Insgesamt bezeichneten Teilnehmer den Parteitag als ausgesprochen harmonisch. Es habe sich gezeigt, daß die AfD „langsam erwachsen wird“, meinte Pazderski im Gespräch mit der JUNGEN FREIHEIT. „Wir müssen künftig stärker in die Gesellschaft hineinwirken“, hatte er seine Parteifreunde aufgefordert: „Wir müssen in den Kiezen, Schulen, Fußballklubs präsenter sein, damit wir mehr Leute werden.“ 

Die Kehrseite dessen bekam Pazderski unmittelbar danach zu spüren, als die Berliner Zeitung am Wochenende die vor rund einem halben Jahr aufgetretenen Turbulenzen im Förderverein der Stasi-Gedenkstätte Berlin-Hohenschönhausen öffentlich machte.
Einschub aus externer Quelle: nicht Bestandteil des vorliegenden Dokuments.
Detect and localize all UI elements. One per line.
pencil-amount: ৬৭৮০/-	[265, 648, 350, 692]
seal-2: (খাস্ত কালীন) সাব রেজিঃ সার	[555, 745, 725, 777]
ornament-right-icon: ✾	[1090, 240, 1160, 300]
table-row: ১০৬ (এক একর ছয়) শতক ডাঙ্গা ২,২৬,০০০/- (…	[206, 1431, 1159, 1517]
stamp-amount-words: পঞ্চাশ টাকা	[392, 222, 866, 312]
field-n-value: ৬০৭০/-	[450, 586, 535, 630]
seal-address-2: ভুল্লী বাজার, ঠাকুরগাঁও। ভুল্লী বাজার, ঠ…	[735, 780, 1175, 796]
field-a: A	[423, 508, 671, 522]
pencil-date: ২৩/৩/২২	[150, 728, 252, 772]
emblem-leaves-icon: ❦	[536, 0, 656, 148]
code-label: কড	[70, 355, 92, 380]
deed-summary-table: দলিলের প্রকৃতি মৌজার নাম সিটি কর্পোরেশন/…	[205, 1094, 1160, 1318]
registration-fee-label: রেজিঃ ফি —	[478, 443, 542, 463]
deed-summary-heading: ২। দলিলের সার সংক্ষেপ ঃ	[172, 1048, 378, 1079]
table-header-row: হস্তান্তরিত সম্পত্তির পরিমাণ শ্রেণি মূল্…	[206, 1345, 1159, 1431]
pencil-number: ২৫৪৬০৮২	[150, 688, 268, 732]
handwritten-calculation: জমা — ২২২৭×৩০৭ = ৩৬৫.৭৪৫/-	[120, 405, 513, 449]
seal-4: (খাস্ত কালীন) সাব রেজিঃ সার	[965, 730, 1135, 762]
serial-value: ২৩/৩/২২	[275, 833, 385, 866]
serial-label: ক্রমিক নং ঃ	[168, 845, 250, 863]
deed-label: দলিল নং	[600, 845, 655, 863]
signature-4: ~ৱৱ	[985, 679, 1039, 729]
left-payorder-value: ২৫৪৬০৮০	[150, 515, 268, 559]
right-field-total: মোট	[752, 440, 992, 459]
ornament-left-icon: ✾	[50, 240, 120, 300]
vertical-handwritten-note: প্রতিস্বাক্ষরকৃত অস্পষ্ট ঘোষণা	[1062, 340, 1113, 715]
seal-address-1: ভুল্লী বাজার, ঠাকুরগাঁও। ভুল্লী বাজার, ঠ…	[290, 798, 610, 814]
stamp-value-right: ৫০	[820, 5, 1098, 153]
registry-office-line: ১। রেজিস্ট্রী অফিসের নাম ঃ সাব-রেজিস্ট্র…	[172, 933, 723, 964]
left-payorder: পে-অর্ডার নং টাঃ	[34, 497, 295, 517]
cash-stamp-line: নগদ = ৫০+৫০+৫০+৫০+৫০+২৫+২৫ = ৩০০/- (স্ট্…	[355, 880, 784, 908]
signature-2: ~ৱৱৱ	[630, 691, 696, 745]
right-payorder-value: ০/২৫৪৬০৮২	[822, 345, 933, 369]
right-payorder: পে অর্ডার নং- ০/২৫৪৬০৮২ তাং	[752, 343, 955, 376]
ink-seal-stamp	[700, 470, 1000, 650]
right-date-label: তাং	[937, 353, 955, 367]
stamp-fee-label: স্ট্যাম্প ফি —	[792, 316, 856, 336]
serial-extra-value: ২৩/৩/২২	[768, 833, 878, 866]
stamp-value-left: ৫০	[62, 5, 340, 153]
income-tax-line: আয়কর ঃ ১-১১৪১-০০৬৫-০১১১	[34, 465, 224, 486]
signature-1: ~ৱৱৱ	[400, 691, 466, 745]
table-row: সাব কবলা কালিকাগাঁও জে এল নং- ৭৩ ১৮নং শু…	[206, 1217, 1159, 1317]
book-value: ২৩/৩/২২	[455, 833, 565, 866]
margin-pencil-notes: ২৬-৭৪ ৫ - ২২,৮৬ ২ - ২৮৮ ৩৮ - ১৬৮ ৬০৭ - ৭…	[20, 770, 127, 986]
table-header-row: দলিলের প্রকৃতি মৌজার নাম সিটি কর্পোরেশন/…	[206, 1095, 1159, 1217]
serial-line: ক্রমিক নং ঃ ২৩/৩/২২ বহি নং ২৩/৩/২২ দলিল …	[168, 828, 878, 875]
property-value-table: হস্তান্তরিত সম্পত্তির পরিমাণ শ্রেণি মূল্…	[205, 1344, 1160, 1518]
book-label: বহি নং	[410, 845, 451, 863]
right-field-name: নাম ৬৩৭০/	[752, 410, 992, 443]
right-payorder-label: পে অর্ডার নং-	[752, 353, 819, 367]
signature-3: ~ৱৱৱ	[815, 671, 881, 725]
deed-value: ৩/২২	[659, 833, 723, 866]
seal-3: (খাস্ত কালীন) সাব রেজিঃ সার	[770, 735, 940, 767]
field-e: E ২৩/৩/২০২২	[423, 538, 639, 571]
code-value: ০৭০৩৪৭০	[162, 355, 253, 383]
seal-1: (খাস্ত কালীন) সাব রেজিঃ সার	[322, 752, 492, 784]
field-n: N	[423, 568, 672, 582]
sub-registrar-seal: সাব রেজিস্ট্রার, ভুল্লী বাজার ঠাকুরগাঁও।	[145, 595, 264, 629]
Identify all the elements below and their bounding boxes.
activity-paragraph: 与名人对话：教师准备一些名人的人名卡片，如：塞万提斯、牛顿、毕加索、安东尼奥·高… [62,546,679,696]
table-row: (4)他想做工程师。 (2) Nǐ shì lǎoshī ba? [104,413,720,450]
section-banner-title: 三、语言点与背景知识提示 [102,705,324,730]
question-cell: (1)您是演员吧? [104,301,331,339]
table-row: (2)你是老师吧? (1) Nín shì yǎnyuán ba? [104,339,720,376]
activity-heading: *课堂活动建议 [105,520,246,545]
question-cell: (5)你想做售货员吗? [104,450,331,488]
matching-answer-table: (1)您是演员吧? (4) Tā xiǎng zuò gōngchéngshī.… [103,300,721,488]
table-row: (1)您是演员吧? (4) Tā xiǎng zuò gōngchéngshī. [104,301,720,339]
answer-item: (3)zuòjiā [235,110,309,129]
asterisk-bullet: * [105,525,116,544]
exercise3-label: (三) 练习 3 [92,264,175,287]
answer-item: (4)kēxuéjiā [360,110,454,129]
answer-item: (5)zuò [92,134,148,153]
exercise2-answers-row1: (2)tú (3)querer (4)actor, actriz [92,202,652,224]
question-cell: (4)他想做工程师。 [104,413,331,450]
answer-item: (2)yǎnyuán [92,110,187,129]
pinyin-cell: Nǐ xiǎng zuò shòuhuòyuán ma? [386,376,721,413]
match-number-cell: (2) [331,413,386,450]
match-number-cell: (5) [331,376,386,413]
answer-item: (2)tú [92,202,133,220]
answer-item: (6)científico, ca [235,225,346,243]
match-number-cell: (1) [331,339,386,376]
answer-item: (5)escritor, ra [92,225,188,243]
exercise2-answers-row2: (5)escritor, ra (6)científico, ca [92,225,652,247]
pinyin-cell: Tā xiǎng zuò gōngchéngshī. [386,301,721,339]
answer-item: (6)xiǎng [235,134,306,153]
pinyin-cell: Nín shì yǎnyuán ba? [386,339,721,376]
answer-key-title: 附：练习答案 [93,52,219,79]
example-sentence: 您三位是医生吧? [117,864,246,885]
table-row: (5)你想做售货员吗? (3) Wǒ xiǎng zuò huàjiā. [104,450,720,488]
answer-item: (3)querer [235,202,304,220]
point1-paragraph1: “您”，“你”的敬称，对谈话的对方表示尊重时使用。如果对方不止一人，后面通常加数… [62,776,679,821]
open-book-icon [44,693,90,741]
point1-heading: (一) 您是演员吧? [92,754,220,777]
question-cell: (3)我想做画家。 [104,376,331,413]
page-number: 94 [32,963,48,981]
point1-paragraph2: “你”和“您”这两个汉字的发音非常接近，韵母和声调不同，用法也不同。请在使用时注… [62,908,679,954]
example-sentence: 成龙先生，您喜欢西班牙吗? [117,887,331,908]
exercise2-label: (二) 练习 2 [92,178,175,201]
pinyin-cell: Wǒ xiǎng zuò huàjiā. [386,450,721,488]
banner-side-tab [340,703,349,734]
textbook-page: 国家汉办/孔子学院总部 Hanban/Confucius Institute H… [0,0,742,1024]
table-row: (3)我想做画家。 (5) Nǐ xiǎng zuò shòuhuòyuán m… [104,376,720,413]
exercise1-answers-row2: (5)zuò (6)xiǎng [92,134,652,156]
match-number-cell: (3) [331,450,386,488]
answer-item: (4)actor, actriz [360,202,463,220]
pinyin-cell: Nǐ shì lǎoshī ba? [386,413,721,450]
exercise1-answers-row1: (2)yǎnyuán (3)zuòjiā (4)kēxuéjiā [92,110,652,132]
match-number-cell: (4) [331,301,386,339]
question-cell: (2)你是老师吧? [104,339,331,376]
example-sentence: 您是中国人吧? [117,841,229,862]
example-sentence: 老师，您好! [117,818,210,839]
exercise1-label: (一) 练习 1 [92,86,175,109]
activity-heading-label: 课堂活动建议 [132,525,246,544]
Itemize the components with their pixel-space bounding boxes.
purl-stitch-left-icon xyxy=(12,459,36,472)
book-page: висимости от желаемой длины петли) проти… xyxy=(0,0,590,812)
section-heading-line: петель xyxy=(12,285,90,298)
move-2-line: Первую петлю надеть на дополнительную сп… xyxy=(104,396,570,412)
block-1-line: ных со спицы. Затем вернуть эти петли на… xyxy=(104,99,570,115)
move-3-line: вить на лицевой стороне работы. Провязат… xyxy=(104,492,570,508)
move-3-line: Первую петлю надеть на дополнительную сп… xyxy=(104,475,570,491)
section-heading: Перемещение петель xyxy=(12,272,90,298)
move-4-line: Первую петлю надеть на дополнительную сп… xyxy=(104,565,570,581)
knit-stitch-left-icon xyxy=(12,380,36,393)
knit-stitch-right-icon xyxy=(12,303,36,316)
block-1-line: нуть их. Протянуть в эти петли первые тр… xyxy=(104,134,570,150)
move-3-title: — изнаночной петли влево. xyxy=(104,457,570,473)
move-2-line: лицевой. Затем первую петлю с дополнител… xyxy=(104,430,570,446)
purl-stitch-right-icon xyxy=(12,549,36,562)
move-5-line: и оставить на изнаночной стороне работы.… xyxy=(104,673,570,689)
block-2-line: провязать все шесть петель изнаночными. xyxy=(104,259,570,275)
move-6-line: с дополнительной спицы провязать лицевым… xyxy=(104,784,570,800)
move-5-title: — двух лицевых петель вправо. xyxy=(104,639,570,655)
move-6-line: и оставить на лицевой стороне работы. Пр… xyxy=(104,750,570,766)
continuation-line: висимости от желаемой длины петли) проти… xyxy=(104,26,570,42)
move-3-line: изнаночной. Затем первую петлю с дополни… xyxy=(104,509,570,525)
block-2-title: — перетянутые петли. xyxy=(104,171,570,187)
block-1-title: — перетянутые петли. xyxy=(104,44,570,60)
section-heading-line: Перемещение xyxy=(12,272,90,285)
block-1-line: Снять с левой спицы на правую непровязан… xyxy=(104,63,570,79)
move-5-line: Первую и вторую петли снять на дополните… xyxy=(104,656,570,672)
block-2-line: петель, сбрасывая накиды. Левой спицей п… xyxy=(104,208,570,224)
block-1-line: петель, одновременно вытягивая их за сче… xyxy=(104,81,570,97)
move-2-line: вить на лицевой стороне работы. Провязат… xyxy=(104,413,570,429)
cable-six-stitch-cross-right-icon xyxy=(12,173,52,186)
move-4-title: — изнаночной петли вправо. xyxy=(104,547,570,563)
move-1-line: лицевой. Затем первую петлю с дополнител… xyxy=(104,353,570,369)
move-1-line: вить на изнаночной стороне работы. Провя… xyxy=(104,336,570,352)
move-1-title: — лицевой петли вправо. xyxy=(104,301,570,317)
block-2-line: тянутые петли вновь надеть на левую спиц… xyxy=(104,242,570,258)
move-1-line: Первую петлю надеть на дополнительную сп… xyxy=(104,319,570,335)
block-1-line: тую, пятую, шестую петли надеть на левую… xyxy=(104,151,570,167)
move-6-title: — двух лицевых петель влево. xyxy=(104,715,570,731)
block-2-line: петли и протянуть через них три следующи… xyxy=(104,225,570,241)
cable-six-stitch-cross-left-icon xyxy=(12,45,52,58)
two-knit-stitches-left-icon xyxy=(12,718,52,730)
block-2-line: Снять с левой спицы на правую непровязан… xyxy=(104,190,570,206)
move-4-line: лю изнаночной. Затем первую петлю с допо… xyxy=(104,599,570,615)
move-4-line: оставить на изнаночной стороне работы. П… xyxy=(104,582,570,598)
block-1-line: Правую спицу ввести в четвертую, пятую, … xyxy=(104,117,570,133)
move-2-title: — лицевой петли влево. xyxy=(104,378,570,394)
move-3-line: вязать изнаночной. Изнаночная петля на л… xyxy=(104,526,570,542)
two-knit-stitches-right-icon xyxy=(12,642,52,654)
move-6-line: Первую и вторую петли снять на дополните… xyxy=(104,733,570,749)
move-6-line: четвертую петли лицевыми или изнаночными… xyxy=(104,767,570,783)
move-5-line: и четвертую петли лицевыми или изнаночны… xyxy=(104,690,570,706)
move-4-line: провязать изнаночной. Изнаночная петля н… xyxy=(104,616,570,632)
Das Blatt berichtete vom damaligen Rücktritt der Schriftführerin des Vereins, Christine Sauerbaum-Thieme, nachdem Pazderski dort aufgenommen worden war. „Wenn Mitglieder einer rechtspopulistischen Partei in einen Verein wie den Förderverein der Gedenkstätte eintreten wollen, verbinden sie damit auch eine Realisierung ihrer politischen Arbeit, wollen sich ein ‘bürgerliches’ Antlitz geben“, zitierte die Zeitung eine Äußerung Sauerbaum-Thiemes. 

Der Vorsitzende des Fördervereins der Stasi-Gedenkstätte, Jörg Kürschner, wies solche Verschwörungstheorien vehement zurück. „Herr Pazderski ist ein Gewinn für den Förderverein, als Mensch und als Politiker. Ihm opportunistische oder parteitaktische Gründe für seinen Beitritt zu unterstellen, ist absurd“, betonte Kürschner. Der sechsköpfige Vereinsvorstand habe im Juni Pazderski mit deutlicher Mehrheit von fünf zu eins aufgenommen und damit dem Votum der außerordentlichen Mitgliederversammlung im Mai entsprochen. Auch Pazderski selbst wies die Unterstellung zurück, sein Eintritt sei Teil eines Plans zur Unterwanderung. „Ich bin nicht beigetreten, um mir ein ‘bürgerliches Antlitz zu geben’ – das habe ich auch so –, sondern weil ich das Anliegen des Vereins teile: die Erinnerung an das DDR-Unrecht wachzuhalten“, unterstrich er gegenüber der JF. 

AfD-Chef Meuthen       wechselt ins EU-Parlament

Kürschner, der seit der Vereinsgründung als Vorsitzender amtiert, nannte es zudem einen durchsichtigen Versuch, die Gedenkstätte, die sich auch der Präventionsarbeit gegen Linksextremismus bei Jugendlichen verschrieben hat (JF 37/17), in eine rechtsradikale Ecke zu drängen. „Demokrat ist nur, wer Mehrheiten akzeptiert und nicht ein halbes Jahr nach verlorenen Abstimmungen nachtritt.“ 

Unterdessen gab der AfD-Bundesvorsitzende Jörg Meuthen am Dienstag in Stuttgart bekannt, daß er ins EU-Parlament nach Straßburg beziehungsweise Brüssel wechseln wird. Er rückt für Beatrix von Storch nach, die im September in den Bundestag eingezogen ist. Ihn reize die Möglichkeit, dort den Grundstein für eine starke AfD nach der Europawahl 2019 zu legen. Euro-Kritik sei die „Ur-DNA“ der AfD, betonte der frühere Volkswirtschaftsprofessor. Meuthen bleibt laut eigener Aussage für eine noch unbestimmte Übergangszeit einfaches Mitglied des Landtags von Baden-Württemberg. Sein Nachfolger als Fraktionschef soll Bernd Gögel werden.Hätte Meuthen auf das Europamandat verzichtet, wäre Bundesvorstandsmitglied Dirk Driesang nachgerückt. Enttäuscht über die Entscheidung, kündigte er seinen Rückzug aus der aktiven Politik an.